Burnham has also added a stylistic irony to some of the scenes in the movies. Kayla has a video vlog (an activity that has spawned a lot of popularity among middle schoolers today) in which she shares advice to anybody willing to watch. These audios play in the background as she is currently carrying out the opposite of the advice she is sharing. When this first happened I didn’t notice it, but it continued to happen and I saw it as a stroke of genius on Burnham’s part. It illustrated the way middle schoolers minds work in how they view themselves versus how they actually act in real life providing a meaningful realistic dichotomy to those scenes.
That’s what makes the movie succeed so well, the realism at which the middle school experience is portrayed. The situations Kayla finds herself in from having anxiety to being around popular people, to making new friends each moment has an authenticity to it that cannot be described but begs to be experienced. The performances are not overdramatized in a typical Hollywood fashion making it all the more palpable. I cannot speak more highly as to how relatable this film is. You just feel the empathy within yourself as you watch the events transpire on screen.

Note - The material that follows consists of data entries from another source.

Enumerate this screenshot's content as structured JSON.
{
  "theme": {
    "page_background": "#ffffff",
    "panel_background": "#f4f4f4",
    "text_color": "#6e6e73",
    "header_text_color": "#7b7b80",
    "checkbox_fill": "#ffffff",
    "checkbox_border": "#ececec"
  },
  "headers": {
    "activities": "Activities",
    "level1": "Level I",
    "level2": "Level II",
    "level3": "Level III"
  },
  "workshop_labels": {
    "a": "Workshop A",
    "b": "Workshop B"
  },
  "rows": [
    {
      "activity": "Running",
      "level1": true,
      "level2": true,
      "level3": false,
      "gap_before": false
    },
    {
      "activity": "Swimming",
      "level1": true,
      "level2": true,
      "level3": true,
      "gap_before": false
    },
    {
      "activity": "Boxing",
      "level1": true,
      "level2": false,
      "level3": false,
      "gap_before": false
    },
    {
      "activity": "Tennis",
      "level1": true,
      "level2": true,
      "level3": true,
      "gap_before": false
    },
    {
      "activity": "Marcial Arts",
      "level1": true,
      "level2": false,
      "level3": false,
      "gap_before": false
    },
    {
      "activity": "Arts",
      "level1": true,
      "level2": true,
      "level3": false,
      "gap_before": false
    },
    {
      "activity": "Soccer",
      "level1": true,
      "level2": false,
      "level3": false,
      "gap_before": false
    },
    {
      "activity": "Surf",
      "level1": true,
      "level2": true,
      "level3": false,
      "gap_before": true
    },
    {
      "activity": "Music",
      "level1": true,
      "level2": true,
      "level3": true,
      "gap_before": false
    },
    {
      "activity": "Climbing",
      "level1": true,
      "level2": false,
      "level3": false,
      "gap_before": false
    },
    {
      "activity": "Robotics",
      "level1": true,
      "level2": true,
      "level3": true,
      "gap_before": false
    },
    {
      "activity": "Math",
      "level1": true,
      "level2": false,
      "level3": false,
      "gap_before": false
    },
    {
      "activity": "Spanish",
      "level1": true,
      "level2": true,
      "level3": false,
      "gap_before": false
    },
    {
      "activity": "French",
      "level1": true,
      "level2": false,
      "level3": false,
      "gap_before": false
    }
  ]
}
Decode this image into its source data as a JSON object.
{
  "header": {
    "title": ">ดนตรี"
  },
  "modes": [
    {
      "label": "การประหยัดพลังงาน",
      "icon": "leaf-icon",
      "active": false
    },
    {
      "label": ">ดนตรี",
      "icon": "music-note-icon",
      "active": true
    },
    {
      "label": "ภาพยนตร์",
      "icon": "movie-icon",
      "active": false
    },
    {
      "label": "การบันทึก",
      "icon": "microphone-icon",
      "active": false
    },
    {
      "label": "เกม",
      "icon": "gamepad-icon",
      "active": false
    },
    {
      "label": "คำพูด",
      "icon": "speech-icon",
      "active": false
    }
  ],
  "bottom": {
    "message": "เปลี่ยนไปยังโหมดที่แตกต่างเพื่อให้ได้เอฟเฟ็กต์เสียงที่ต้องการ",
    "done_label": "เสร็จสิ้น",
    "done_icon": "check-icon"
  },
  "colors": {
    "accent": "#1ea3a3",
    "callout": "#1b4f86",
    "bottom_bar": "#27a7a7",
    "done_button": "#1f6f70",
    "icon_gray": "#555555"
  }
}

Burnham is most known for his music when he performs his comedy shows, and the way music is utilized in this movie is unlike anything I have seen in a movie. The music signals introductions, aids in transitions, brings great laughs to the moments on screen, and all around keeps you invested. The score is incredibly unique that I can’t describe what the tone of it is. Just all the more praise for Burnham’s direction and style for this movie.
The movie is fairly quick and I could have watched another hour of what was going on. I was that invested with the story and the characters. Burnham effortlessly transitions the pains and beauties of middle school (but let’s be honest it’s mostly pains) to the big screen and does not sugar coat anything. It makes you laugh, cry, and appreciate the memories you had while also looking towards the future. It is one of the most relatable and emphatic films I have ever seen and I can not wait to see what Bo Burnham does next, because it will be through film or comedy shows you know it will be a masterpiece!